Another promising aspect of the amended law is the introduction of a "Zero FIR" provision, which mandates that all police stations must accept rape complaints regardless of jurisdiction. Victims have frequently reported being turned away by police on the grounds that the crime occurred outside the station's area. This issue is particularly prevalent in cases with significant implications, possibly due to a desire to avoid media attention or the pressure of a swift investigation. This jurisdictional rigidity has been a major impediment to timely justice, especially for victims who experience sexual assault while travelling. The new provision would remove this barrier, potentially saving crucial time and preserving vital evidence. India, which implemented a similar Zero FIR provision last year, has seen it lauded for enabling quicker police intervention.
However, one aspect of the amended ordinance has become a notable point of contention and is already being challenged in court through a writ petition. It is the provision that allows for prosecution of individuals for engaging in sexual intercourse under a false promise of marriage, an action that, if aimed at obtaining other valuables, would likely to be classified as fraud. Treating this as an offence under the act blurs the lines between criminal deception and sexual violence, and also creates a risk of misuse. Even under Sharia law, consensual intercourse between adults is typically regarded as fornication, for which both parties are held accountable. Framing it solely as a crime by the male participant, as the amendment does, is oversimplifying a complex issue.

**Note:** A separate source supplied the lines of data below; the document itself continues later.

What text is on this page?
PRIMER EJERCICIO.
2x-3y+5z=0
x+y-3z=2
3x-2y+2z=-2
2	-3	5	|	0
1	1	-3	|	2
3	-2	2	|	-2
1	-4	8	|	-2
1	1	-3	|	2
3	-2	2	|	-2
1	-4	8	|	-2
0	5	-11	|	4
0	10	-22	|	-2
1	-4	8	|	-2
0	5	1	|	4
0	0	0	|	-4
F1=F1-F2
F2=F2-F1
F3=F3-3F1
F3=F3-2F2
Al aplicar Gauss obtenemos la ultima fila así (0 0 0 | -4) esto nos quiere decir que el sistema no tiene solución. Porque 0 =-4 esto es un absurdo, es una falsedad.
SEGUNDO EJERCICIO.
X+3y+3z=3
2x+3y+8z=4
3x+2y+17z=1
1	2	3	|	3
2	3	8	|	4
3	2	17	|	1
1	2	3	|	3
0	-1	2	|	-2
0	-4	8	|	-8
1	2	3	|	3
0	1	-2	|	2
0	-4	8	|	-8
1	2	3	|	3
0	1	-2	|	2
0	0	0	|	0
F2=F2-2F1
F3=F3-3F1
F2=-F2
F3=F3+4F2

Pervasive sexual violence in Bangladesh is tragically enabled by the silence of many victims, which often allows perpetrators to escape punishment. Sexual predators continue to exploit opportunities in homes, educational institutions, workplaces and public areas. Past successes such as drastic reduction in acid attacks following targeted legal and administrative reforms demonstrate that change is possible with governmental commitment. However, legislative amendments alone are insufficient. The government must prioritise making it safe and easy for all victims, especially children, to report these offences. A dedicated helpline, widely promoted through social and online platforms, is an essential step in that direction. As long as reporting sexual offences remains cumbersome and intimidating, only the most resilient and resourceful individuals will likely to come forward, leaving countless others deterred by the daunting prospect of engaging with the police.